Il convegno si è chiuso con una conferenza del cardinale Raymond Leo Burke sulla «Regalità di Cristo attraverso il suo Sacro Cuore». Il Cardinale ha criticato un’idea erronea molto diffusa al giorno d’oggi: la coscienza, ha spiegato, non è formata dai desideri e dalle opinioni di ogni individuo, ma bensì dalla verità, che purifica i desideri e le opinioni di ogni individuo. «La regalità di Cristo non è soltanto per alcuni fedeli, ma per tutti, e neppure solo per i cattolici, ma per tutti gli uomini. Vi è un dovere sociale di professare la religione e un dovere morale nei confronti della vera religione». E questa verità, ha aggiunto, vale anche e perfino di più in una società pluralista, perché «la verità non è pluralista.
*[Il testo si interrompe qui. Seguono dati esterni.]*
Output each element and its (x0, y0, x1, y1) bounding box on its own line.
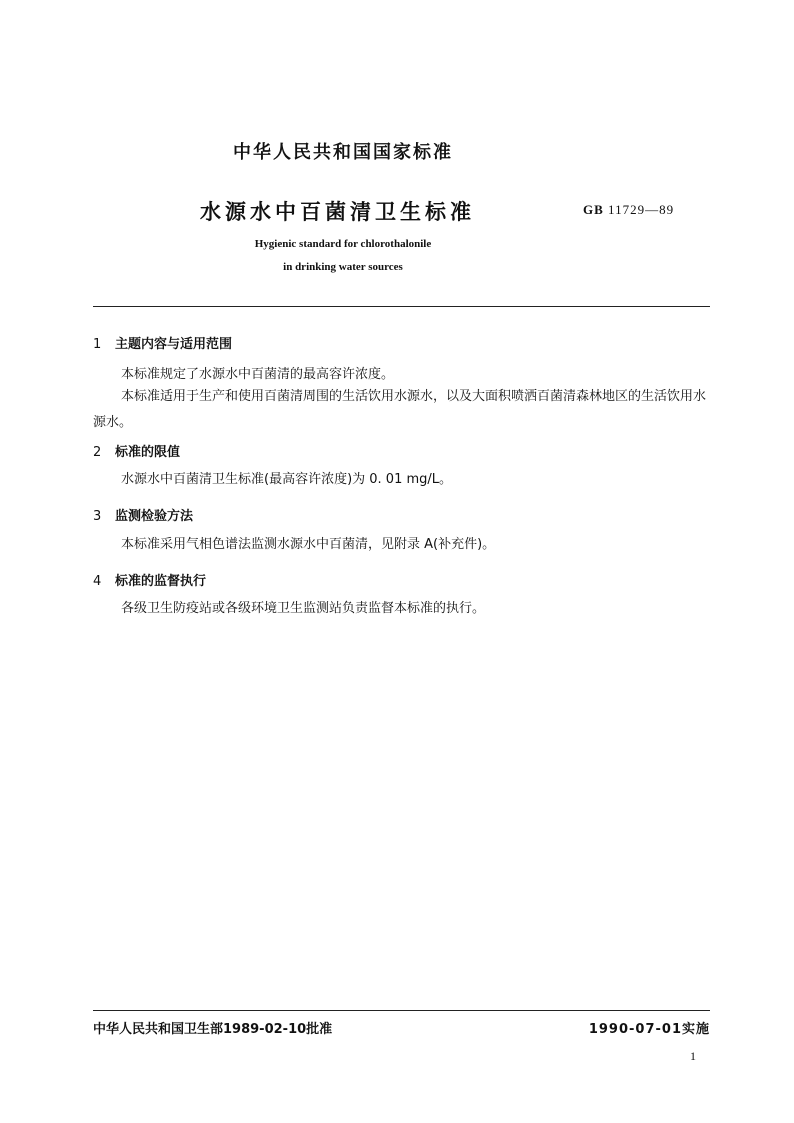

La verità è unica. La regalità sociale di Cristo è oggi più necessaria che mai. Il pluralismo religioso non appartiene al nostro Credo».
 
«I giovani hanno bisogno della Messa tridentina»
 
Nel dibattito seguìto al suo intervento, il cardinale Burke ha espresso infine qualche considerazione sul prossimo Sinodo sui giovani: «Se non ci sarà una conversione dei cuori, è probabile che ci saranno nuovi problemi. E a giudicare dalla sua preparazione, vi è motivo di temere che sarà proprio così. Gli stessi giovani che hanno partecipato ai lavori preparatori hanno l’impressione di essere stati strumentalizzati con la diffusione di sondaggi secondo i quali avrebbero manifestato il bisogno di ulteriori cambiamenti nella dottrina morale della Chiesa. Ma sondaggi più veritieri rivelano che è di ben altre cose che hanno bisogno i giovani: per esempio, i giovani chiedono la Messa tridentina».